Salient to Investors:

For the first time in 13 years, the real, ruble and rupee are weakening the most among developing-nation currencies, while the yuan has depreciated more than in any other period since its 1994 devaluation.

Investors are fleeing the BRICs, after Brazil’s consumer default rate rose to the highest level since 2009, prices for Russian oil exports fell to an 18-month low, India’s budget deficit widened and Chinese home prices slumped.

Lloyd Blankfein said the BRICs are still strong enough to account for 80 percent of growth at Goldman Sachs.

Warren Hyland at Schroder Investment Management is buying ruble bonds of Russian companies, saying weaker currencies will stimulate economic expansion by making exports more competitive.


Stephen Jen at SLJ Macro Partners is bearish, saying a slowing of the global economy and capital flow will expose many problems in the BRICs. He expects BRI currencies to decline at least 15 percent further by end of 2012.

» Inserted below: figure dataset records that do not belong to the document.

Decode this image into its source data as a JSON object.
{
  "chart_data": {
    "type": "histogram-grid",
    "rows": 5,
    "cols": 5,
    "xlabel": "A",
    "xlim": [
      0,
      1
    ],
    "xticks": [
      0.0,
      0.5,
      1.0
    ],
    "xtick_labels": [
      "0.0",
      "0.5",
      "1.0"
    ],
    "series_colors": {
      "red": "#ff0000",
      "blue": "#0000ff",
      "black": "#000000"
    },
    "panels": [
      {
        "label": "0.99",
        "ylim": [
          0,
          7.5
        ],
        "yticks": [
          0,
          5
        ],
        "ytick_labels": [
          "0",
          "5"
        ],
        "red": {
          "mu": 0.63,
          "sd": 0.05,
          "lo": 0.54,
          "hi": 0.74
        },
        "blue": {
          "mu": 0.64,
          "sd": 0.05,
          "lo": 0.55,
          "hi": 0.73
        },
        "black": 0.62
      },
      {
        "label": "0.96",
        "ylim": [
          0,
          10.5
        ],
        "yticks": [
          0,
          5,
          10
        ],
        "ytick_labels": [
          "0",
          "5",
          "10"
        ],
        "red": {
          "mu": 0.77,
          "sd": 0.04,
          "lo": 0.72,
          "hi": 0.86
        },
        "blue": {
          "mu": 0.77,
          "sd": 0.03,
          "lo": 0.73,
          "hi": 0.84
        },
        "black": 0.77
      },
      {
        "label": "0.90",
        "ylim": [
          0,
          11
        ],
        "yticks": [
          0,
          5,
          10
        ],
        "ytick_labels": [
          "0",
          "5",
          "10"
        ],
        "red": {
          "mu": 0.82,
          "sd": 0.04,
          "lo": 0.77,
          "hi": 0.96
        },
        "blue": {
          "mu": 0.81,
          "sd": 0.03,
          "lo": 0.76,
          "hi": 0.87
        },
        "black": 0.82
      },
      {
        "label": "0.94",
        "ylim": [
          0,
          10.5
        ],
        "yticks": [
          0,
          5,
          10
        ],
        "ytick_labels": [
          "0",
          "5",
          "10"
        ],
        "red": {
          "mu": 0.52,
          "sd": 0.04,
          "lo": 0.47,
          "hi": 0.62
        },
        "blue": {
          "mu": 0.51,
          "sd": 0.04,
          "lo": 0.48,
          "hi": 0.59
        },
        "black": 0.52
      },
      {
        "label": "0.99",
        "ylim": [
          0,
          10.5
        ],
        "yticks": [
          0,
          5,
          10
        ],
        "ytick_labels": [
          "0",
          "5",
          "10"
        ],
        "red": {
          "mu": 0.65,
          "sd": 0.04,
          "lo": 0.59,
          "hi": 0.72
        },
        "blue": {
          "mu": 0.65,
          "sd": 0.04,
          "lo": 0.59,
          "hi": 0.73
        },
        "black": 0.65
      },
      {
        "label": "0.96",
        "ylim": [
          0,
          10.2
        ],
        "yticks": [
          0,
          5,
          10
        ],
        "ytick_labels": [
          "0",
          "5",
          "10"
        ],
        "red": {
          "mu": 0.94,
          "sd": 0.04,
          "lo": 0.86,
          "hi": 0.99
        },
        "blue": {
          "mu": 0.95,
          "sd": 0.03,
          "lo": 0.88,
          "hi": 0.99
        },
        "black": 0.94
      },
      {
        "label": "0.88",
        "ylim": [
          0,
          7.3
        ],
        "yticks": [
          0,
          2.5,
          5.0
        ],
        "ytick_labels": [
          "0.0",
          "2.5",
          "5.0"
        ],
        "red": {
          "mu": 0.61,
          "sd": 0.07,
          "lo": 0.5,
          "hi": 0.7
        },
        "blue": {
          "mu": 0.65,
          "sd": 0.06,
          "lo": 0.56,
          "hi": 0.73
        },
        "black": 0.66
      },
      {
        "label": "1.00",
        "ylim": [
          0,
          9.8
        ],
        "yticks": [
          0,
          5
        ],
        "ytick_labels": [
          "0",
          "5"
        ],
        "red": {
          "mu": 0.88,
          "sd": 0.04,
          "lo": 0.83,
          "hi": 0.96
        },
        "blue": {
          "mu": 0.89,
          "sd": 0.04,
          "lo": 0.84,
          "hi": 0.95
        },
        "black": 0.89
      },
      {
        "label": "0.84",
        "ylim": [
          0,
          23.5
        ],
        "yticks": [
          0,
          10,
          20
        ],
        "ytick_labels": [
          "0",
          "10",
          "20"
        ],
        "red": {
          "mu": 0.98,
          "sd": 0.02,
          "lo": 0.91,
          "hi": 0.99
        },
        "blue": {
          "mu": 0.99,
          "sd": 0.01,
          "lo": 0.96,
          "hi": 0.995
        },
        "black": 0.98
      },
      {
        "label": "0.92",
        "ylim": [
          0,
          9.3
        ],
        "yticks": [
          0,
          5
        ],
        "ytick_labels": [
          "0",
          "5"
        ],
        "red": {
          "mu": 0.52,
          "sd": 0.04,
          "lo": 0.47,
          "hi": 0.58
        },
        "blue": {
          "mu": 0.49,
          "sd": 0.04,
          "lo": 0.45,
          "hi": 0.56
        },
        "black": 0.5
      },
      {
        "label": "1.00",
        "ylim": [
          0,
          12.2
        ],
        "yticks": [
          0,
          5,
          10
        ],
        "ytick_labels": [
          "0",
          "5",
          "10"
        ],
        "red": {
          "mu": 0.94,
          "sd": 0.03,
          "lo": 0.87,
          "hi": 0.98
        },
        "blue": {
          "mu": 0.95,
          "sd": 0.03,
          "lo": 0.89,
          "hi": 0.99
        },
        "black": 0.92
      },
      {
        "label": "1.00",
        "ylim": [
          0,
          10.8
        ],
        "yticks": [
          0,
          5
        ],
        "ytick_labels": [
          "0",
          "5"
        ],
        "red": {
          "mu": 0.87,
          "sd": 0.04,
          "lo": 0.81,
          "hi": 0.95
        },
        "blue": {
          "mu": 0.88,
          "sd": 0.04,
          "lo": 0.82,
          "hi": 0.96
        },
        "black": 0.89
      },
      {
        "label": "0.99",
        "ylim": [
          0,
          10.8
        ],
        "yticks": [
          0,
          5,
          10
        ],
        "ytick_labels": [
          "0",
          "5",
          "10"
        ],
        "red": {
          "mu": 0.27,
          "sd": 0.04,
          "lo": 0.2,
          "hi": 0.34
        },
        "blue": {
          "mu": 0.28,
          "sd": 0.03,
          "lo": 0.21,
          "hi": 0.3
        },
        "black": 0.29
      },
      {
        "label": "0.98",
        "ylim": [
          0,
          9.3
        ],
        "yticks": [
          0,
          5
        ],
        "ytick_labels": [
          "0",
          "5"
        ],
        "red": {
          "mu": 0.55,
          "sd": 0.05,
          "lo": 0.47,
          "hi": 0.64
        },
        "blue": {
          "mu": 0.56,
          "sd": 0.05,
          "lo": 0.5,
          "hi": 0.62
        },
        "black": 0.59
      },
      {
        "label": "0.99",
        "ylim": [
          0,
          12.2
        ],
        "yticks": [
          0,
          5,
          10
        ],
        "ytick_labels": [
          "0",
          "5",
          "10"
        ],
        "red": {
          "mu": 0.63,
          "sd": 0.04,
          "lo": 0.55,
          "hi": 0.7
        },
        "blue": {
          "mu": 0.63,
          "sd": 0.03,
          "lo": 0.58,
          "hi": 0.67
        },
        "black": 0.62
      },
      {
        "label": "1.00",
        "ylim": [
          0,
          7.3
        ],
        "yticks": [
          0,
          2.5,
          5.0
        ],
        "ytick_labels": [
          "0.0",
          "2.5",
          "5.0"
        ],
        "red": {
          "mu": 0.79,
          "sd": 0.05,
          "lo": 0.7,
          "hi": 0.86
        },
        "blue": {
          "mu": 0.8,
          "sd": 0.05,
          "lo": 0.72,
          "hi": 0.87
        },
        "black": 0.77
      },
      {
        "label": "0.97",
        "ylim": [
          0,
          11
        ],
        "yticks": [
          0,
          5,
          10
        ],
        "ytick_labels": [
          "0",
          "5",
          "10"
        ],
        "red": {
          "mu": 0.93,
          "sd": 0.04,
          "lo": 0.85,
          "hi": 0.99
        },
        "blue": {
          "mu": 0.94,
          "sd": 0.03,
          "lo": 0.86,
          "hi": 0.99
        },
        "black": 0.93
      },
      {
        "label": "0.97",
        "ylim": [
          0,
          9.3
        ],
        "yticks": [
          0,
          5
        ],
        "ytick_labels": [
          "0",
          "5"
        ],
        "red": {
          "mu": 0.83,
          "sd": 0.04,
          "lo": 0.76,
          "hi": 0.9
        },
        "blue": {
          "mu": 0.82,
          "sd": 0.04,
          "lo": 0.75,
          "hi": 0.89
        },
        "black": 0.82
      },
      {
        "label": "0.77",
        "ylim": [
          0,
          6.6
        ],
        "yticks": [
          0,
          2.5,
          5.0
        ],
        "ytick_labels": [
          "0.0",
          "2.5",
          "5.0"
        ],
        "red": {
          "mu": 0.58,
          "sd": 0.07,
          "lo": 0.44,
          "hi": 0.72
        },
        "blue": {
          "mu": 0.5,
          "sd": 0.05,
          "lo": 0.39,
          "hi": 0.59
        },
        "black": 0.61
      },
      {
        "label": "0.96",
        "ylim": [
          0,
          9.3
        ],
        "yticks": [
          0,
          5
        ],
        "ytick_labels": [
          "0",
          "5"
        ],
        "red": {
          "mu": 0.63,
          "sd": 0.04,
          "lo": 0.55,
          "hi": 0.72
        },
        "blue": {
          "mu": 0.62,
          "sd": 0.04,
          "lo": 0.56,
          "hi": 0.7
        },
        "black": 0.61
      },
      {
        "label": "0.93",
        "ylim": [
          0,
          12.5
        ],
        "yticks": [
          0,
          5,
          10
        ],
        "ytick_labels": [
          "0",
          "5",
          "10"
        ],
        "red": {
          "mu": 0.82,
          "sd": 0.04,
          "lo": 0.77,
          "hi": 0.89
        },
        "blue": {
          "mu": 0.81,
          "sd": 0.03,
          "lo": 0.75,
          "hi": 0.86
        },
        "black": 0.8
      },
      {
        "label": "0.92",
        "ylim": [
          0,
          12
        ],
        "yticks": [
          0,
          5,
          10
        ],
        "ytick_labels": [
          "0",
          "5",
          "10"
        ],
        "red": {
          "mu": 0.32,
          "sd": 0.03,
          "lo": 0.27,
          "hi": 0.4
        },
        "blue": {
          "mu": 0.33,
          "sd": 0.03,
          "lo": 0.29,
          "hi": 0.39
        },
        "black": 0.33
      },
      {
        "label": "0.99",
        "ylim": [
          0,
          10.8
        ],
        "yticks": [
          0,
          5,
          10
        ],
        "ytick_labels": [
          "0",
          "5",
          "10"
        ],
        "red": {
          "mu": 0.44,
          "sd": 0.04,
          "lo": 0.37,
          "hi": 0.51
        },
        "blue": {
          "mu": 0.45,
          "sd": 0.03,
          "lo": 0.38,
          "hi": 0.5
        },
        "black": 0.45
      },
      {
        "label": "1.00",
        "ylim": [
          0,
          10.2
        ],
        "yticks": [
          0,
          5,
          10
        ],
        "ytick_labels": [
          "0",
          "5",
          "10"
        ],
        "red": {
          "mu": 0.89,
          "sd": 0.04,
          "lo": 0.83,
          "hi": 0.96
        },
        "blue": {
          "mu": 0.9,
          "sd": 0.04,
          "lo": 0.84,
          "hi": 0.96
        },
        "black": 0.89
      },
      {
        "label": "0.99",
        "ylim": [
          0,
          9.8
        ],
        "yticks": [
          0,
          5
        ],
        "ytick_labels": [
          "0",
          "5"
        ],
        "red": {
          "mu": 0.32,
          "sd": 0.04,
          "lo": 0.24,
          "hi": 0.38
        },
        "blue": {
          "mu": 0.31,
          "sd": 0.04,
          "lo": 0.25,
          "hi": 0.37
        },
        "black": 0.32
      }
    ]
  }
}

John Taylor at FX Concepts said all the BRICs looked ugly, and predicted the real and ruble will suffer fairly decent declines later this year as a global recession spurs investors to buy dollars as a haven.

Derivatives traders see no sign of a turnaround.

Option traders are the most bearish on the ruble since October and they expect price swings in the rupee to be the biggest in Asia.

Amit Rajpal at Marshall Wace expects a surge in bad loans in Brazil to weaken the real further, and a full-blown credit problem, resembling the collapse of the U.S. subprime mortgage market in 2007.

Eric Fine at Van Eck Global said investors are still too bullish on assets in the BRICs as Europe’s debt crisis weighs on emerging economies.